The death record of the Rio del Rey is appalling. Every time that I have been there—seven times—the traders that came on board looked like dying men; and often their limbs were bandaged for ulcers or kraw-kraw. I was once on board when an English missionary and his wife debarked at this place, expecting to go on up the river, beyond the swamps, to the mission station in the hills of the interior. The lady was becoming more and more fearful during the voyage, and the effect upon her of this lower river was such that she was almost hysterical. She remained on board all day until we were about to weigh the anchor. The first impression counts for much in the matter of health and resistance to the fever; and the sight of that shrinking woman going ashore in such a place was pitiable; for we all felt that she was doomed. After a few months, however, she escaped with her life; but she was never able to return to Africa. The mangrove swamp stretches along the greater part of the coast of West Africa, and along the rivers where the water is salt or brackish because of the flow of the tide from the sea.
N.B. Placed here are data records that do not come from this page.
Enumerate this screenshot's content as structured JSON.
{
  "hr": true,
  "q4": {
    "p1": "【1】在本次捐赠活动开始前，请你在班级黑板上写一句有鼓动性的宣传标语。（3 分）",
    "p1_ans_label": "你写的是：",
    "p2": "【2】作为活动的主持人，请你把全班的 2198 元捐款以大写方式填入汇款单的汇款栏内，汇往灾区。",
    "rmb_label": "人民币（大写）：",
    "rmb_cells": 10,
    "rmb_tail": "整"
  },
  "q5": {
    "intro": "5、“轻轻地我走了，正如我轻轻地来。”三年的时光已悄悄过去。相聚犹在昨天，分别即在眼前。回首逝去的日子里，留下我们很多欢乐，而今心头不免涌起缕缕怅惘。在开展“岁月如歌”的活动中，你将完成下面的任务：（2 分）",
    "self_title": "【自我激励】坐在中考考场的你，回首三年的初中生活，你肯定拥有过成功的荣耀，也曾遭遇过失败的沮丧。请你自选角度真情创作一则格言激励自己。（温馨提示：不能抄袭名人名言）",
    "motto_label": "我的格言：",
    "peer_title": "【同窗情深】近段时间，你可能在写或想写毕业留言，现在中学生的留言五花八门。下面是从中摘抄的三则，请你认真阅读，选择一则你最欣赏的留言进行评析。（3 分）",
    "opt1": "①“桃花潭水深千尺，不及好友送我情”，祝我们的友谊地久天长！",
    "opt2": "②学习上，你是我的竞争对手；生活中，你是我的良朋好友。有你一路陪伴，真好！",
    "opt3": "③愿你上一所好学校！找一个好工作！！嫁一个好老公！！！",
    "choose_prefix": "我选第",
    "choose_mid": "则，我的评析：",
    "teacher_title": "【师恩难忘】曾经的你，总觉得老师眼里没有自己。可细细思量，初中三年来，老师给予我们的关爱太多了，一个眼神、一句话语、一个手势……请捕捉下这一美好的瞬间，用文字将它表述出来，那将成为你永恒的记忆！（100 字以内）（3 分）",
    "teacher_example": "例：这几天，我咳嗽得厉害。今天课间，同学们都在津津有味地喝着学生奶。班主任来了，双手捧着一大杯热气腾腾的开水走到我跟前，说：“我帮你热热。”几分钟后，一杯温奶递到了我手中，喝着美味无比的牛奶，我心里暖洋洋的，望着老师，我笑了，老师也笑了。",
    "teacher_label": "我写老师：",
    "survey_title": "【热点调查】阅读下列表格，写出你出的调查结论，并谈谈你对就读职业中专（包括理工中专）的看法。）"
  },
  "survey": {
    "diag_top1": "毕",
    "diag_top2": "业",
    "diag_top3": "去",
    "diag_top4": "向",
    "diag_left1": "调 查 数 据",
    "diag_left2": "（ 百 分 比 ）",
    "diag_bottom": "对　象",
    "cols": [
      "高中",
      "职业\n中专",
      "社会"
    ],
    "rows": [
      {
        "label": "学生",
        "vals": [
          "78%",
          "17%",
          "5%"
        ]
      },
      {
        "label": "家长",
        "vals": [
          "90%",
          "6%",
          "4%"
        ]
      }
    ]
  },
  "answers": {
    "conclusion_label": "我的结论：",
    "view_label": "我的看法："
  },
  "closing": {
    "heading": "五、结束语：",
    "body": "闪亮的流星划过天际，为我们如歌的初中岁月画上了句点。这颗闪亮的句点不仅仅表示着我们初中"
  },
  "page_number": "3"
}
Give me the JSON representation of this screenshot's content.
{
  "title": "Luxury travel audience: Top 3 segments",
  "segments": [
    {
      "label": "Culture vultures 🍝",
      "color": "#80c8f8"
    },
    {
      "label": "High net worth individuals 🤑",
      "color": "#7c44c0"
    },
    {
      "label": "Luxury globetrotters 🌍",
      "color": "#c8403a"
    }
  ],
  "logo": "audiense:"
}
The next experience after the Rio del Rey was a greater contrast than ever. We proceeded forty miles southward and called at Victoria, in the German colony of Cameroon. The harbour at Victoria is divided from the sea by a semicircle of islands, some small and some larger. One of these islands, a large barren rock, when seen from a certain part of the beach, bears a singular though grotesque resemblance to Queen Victoria as she appeared when seated upon the throne. It is presumably from this that the place was given the name Victoria; for the English traders were there before Germany occupied the territory.